Писать письмо не было смысла. Через эту гниду проходила вся тюремная почта. Он мог что-нибудь заподозрить и, просто-напросто, выкинуть его в мусорное ведро. Поэтому я позвонил. Своего телефона у меня не было. Пришлось отдать пачку сигарет за один звонок. Здесь твои сигареты – это твои права. Мама долго плакала. Ну как долго – около двадцати секунд. На разговор у меня было не больше двух минут. Сто двадцать секунд. Сто двадцать делим на двадцать. Получается, что каждые шесть секунд разговора стоили мне одной сигареты. И вот, когда моя мама проплакала уже три, я попросил её, как можно короче, рассказать о своих посылках. Оказалось, что всё время моего пребывания здесь этот охранник тратил мои деньги, курил мои сигареты, пил мой чай с моим сахаром и носил мои вещи со спокойной душой!

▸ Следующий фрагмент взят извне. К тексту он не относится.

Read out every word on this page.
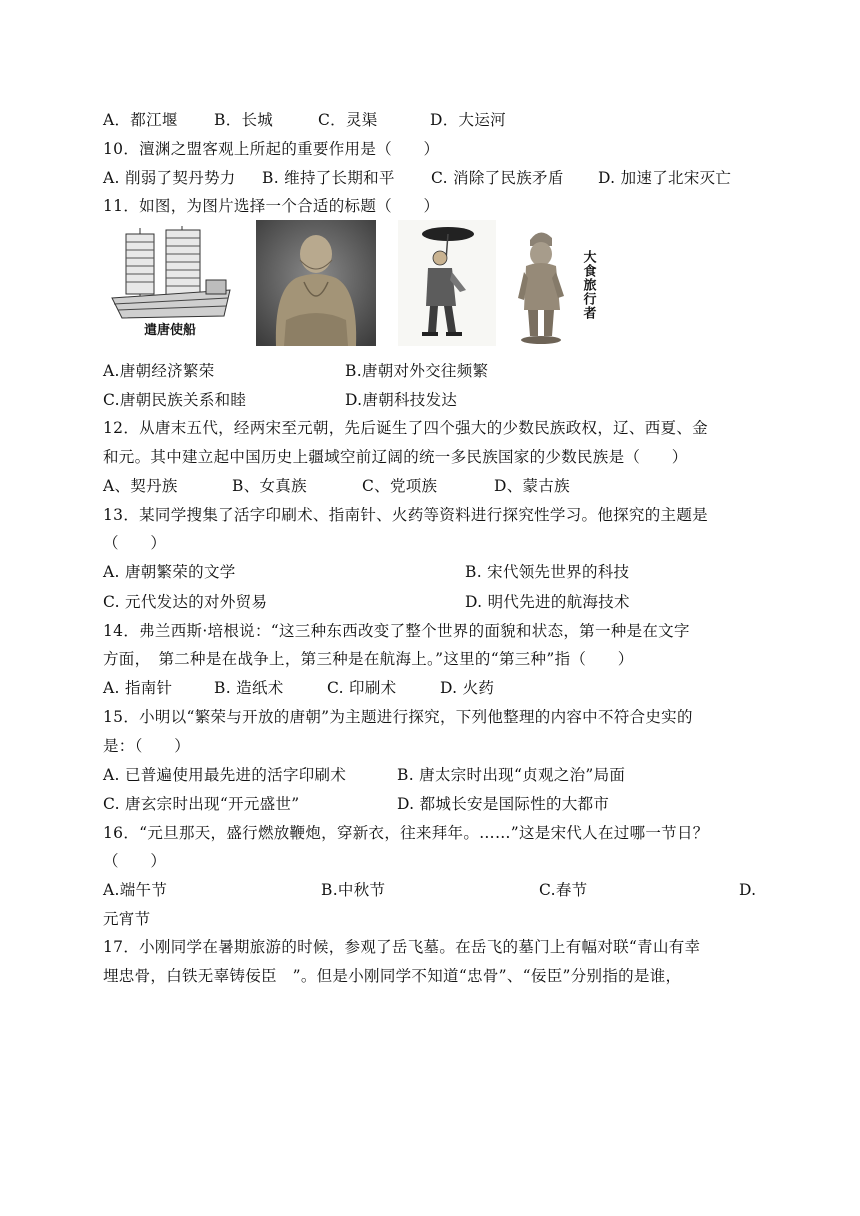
A．都江堰 B．长城	C．灵渠	D．大运河
10．澶渊之盟客观上所起的重要作用是（　　）
A. 削弱了契丹势力 B. 维持了长期和平 C. 消除了民族矛盾 D. 加速了北宋灭亡
11．如图，为图片选择一个合适的标题（　　）
遣唐使船
大食旅行者
A.唐朝经济繁荣	B.唐朝对外交往频繁
C.唐朝民族关系和睦	D.唐朝科技发达
12．从唐末五代，经两宋至元朝，先后诞生了四个强大的少数民族政权，辽、西夏、金
和元。其中建立起中国历史上疆域空前辽阔的统一多民族国家的少数民族是（　　）
A、契丹族	B、女真族	C、党项族	D、蒙古族
13．某同学搜集了活字印刷术、指南针、火药等资料进行探究性学习。他探究的主题是
（　　）
A. 唐朝繁荣的文学	B. 宋代领先世界的科技
C. 元代发达的对外贸易	D. 明代先进的航海技术
14．弗兰西斯·培根说：“这三种东西改变了整个世界的面貌和状态，第一种是在文字
方面，　第二种是在战争上，第三种是在航海上。”这里的“第三种”指（　　）
A. 指南针	B. 造纸术	C. 印刷术	D. 火药
15．小明以“繁荣与开放的唐朝”为主题进行探究，下列他整理的内容中不符合史实的
是：（　　）
A. 已普遍使用最先进的活字印刷术	B. 唐太宗时出现“贞观之治”局面
C. 唐玄宗时出现“开元盛世”	D. 都城长安是国际性的大都市
16．“元旦那天，盛行燃放鞭炮，穿新衣，往来拜年。……”这是宋代人在过哪一节日？
（　　）
A.端午节	B.中秋节	C.春节	D.
元宵节
17．小刚同学在暑期旅游的时候，参观了岳飞墓。在岳飞的墓门上有幅对联“青山有幸
埋忠骨，白铁无辜铸佞臣　”。但是小刚同学不知道“忠骨”、“佞臣”分别指的是谁，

План был прост. Когда в следующий раз этот деревцеподобный «почтальон» придет осматривать нашу камеру на предмет нахождения в ней запрещенных предметов, я вложу всю обиду и злобу, помноженную на трехлетний опыт занятий боксом в свой «коронный» правый боковой. Бить в подбородок не нужно. Я не хотел послать его в нокаут. Я хотел нанести максимальные увечья. Одним ударом это можно сделать только по носу. Так и получилось. Я ничего не говорил – просто развернул его за плечо и «влепил». Нос моментально свернулся набок. «Почтальон» даже не упал. Забавно было видеть это изменение на его лице – из самодовольного начальника он превратился в обиженного ребенка, у которого отобрали леденец. Он так растеряно и смотрел на меня, а я, молча, зашел в камеру и присел на шконку.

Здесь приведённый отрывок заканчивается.